Thursday, 1 April 2021
Project Ireland 2040: Motion [Private Members]
Richard Boyd Barrett (Dún Laoghaire, People Before Profit Alliance)
There are worrying signs that all the talk about just transition in terms of developing climate-related infrastructure ends up just being talk and that people who want to profit from the climate agenda and from the development of climate-related infrastructure do not give a hoot about the working people whom they disrupt and impact upon when developing that infrastructure.
I will cite an example on foot of conversations I have been having with fishermen who operate off the east coast, particularly Dublin Bay, for some time. They told me that companies which are snapping up the rights to build enormous wind farms on the Kish Bank and in this instance the Codling Bank require as part of the foreshore licence application when they are doing their surveys, which they are doing at the moment, to properly engage with the fishermen. In this case that involves the owners of 45 fishing vessels and their crews along with those in the processing plants and so on where they would land their catch. Although there is a requirement on the company, Codling Wind Park, to properly engage with them, it is not doing so. It is changing the goalposts having originally given a mapped area of the tract that it was going to survey with the fishermen required to say where their fishing gear was and all the rest of it. Critically, it is required to pay compensation to the fishermen for the impact of the survey on their ability to fish and make an income. This company is trying to ride roughshod over the fishermen, refusing most recently even to meet them because the fishermen insisted on having a legal representative to help them through the process. That sort of stuff just cannot stand. These companies must abide by the principle of the just transition and they must genuinely engage with these fishermen.
The Minister of State, Deputy Ossian Smyth, is a constituency colleague of mine. These are fishermen in his constituency. We need to tell this company to engage with these fishermen and stop trying to wheedle out of its requirement to properly consult with them, properly engage with them and compensate them properly and fully for the impact of their survey and subsequently the development of offshore wind array infrastructure. I hope I have done my duty by the fisherman and setting that issue out. I hope the Minister of State will pass that on to his colleague, the Minister for Housing, Local Government and Heritage, who deals with the issue of foreshore licences. It seems to me that that company is absolutely flouting its requirements under the foreshore licence to engage properly with the fisherman. I call on the Government to ensure that that happens.
Offshore wind infrastructure also raises a wider issue. I want to make it absolutely clear that I am in favour of offshore wind energy.
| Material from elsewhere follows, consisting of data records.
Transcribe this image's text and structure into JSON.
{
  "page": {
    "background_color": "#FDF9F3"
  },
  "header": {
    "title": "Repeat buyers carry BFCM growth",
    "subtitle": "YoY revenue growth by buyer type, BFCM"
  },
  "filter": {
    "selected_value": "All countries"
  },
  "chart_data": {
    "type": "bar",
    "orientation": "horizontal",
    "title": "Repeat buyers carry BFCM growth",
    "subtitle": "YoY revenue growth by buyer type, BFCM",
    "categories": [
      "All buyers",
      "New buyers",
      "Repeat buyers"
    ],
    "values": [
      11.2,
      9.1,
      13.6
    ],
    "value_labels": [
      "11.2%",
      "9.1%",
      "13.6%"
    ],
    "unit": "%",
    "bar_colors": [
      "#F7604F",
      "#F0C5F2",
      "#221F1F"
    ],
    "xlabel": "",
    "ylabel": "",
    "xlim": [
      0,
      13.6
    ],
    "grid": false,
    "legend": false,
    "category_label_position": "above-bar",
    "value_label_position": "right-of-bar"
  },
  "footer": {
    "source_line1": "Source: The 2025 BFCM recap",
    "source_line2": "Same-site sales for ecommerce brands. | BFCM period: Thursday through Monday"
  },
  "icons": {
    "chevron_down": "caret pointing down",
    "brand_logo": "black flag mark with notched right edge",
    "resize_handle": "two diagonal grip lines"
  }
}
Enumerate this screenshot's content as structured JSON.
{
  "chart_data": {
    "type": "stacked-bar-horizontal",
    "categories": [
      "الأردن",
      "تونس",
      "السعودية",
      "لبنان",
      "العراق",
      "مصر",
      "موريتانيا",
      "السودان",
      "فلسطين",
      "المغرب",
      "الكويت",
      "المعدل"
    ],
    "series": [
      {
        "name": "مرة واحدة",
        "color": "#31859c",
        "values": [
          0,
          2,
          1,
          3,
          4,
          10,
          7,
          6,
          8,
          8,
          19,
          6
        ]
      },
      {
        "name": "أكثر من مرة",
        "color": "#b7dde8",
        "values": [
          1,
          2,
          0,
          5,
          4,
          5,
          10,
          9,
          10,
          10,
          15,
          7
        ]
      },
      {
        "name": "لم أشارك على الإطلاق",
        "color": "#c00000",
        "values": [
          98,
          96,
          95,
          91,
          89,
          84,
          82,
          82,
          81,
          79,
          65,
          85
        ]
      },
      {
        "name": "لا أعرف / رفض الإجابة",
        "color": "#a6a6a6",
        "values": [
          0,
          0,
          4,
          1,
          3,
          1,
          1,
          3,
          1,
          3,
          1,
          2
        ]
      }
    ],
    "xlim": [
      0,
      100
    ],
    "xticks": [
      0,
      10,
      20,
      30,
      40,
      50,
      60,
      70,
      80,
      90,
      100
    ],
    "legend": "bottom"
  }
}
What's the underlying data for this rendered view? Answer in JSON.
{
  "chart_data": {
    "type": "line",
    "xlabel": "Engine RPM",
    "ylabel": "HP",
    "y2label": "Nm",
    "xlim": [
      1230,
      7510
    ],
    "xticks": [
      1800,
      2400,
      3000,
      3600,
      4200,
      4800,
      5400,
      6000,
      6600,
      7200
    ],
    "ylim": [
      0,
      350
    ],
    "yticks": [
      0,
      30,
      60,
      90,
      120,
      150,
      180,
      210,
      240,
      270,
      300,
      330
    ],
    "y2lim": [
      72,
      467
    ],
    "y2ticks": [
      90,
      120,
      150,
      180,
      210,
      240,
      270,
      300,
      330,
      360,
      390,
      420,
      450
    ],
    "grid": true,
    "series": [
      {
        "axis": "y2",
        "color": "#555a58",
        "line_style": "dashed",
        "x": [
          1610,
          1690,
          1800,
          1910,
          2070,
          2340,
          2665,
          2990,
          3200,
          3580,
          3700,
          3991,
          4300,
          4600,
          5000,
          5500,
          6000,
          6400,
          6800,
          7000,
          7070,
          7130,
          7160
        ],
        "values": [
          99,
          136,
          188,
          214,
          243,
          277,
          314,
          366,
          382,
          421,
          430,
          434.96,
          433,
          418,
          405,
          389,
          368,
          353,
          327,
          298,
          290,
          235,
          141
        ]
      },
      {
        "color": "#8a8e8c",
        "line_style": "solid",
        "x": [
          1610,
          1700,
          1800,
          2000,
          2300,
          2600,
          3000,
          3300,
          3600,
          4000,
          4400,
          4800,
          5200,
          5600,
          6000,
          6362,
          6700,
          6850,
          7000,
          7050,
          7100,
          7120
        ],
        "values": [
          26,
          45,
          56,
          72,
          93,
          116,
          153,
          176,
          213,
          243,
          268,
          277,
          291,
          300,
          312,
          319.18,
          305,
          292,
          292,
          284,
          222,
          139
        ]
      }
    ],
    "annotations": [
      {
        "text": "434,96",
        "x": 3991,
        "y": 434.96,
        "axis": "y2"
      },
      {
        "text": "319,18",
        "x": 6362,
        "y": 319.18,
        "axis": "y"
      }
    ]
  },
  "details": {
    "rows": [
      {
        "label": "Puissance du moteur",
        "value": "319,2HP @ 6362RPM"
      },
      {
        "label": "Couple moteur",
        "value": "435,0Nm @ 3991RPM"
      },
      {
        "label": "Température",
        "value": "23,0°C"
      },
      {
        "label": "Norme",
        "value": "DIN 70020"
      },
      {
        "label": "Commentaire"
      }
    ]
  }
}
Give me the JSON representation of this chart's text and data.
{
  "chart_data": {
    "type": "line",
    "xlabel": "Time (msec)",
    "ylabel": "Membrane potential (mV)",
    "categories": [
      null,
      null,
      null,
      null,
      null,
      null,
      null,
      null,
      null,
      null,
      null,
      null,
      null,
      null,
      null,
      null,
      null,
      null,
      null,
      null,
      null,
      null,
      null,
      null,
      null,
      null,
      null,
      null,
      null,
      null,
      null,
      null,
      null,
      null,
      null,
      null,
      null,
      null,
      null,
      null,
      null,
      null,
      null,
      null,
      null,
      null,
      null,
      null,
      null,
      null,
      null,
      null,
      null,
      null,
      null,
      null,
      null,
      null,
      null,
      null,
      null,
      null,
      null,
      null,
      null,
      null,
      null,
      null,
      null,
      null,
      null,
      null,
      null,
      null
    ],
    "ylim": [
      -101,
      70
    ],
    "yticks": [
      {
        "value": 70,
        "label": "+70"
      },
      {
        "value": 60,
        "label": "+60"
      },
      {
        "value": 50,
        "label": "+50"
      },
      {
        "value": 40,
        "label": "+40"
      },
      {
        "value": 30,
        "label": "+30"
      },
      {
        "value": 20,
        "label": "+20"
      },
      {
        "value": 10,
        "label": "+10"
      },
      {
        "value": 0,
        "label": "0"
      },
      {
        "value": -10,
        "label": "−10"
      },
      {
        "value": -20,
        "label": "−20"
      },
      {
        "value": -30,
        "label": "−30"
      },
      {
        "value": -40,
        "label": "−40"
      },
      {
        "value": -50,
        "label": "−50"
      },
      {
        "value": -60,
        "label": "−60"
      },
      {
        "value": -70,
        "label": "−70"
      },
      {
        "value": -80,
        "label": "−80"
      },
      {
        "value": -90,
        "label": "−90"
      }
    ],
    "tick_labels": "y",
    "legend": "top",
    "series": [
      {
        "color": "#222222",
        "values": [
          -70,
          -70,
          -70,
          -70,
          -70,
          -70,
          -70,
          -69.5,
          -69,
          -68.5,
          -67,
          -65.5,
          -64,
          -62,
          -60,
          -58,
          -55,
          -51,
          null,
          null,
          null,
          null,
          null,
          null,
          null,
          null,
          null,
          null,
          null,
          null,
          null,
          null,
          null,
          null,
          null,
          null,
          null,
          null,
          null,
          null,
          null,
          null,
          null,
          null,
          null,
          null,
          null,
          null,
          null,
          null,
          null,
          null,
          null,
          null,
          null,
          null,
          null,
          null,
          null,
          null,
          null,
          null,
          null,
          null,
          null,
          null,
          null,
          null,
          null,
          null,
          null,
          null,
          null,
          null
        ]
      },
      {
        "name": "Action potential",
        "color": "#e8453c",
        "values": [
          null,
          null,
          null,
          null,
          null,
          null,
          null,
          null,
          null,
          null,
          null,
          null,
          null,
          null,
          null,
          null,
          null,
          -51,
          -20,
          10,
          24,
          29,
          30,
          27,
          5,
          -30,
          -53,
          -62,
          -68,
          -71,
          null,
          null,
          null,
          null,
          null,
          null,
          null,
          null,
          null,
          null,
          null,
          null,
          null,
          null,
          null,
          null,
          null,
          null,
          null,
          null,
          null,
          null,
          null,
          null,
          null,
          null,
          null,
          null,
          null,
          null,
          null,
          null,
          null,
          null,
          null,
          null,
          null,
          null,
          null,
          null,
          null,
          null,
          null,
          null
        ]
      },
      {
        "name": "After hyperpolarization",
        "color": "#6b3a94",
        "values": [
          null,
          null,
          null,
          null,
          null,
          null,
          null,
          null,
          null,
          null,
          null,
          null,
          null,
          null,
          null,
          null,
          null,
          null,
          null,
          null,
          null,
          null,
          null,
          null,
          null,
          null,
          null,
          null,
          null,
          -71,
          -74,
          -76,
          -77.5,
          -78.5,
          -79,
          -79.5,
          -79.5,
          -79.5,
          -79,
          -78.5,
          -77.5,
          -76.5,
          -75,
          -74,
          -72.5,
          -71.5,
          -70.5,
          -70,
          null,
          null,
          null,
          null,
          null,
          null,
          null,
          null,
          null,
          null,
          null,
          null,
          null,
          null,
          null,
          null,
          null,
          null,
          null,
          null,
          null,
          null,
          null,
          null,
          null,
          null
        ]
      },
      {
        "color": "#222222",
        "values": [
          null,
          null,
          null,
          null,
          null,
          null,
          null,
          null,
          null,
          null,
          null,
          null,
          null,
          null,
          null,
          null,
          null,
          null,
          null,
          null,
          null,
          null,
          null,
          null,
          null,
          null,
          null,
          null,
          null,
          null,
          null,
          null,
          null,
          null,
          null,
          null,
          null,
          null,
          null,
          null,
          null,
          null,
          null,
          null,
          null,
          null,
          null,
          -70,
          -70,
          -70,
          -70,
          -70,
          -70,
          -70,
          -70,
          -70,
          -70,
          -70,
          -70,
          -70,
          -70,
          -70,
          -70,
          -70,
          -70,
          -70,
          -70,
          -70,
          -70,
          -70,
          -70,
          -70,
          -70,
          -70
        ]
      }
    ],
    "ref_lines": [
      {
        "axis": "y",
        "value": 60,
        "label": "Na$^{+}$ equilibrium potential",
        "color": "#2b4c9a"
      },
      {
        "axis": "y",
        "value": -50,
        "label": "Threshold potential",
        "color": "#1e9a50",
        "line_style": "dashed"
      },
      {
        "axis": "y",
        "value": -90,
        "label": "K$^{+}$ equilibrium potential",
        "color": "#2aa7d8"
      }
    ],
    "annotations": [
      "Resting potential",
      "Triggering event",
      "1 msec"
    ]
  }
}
However, I am not in favour of private companies just gobbling up our marine resources in order to make a profit for themselves when they are not even required to sell the electricity they may generate to this country and where there is no proper marine spatial planning. We have county development plans on land where democratically, one of the few powers local representatives have is to decide what goes where. They decide whether particular places are suitable for housing, agriculture and recreational amenities.
That is not what happens out in the sea. When it comes to parcelling up areas of the marine; the private companies decide where they want to put the infrastructure and the Government effectively dances to their tune. That cannot continue. We do not want to end up with a marine version of the wild west approach we had to housing. We do not want to have that approach, which led to the madness of the property boom and bust, in respect of offshore infrastructure. These profit-driven people, if not reined in, are more than capable of doing in the area of offshore climate-related infrastructure the same damage they did in terms of housing boom and bust and the desperate consequences that followed. I do not believe any part of the marine environment should be privatised but what is happening is, in effect, the privatisation of the marine environment with potentially devastating consequences from an environmental, biodiversity and marine biology point of view, as well as having an impact on groups such as fishermen and their livelihoods, industry and so on. We need proper regulation, best practice in terms of the development of these infrastructures and real engagement with people and communities who will be impacted by the development of these infrastructures. If we do not do that, we will discredit the climate agenda, which is such an urgent agenda to be delivered. It is critical that we develop the infrastructure to deal with the existential threat of climate change but that agenda will be damaged in a very serious way and its credibility undermined if it is not driven to a large extent by the needs, wishes and views of the communities and working people on whom this agenda is likely to impact.
I appeal to the Minister of State, Deputy Ossian Smyth, to pass on to his ministerial colleagues the need for this company to properly engage with the fishermen in regard to the Codling Bank.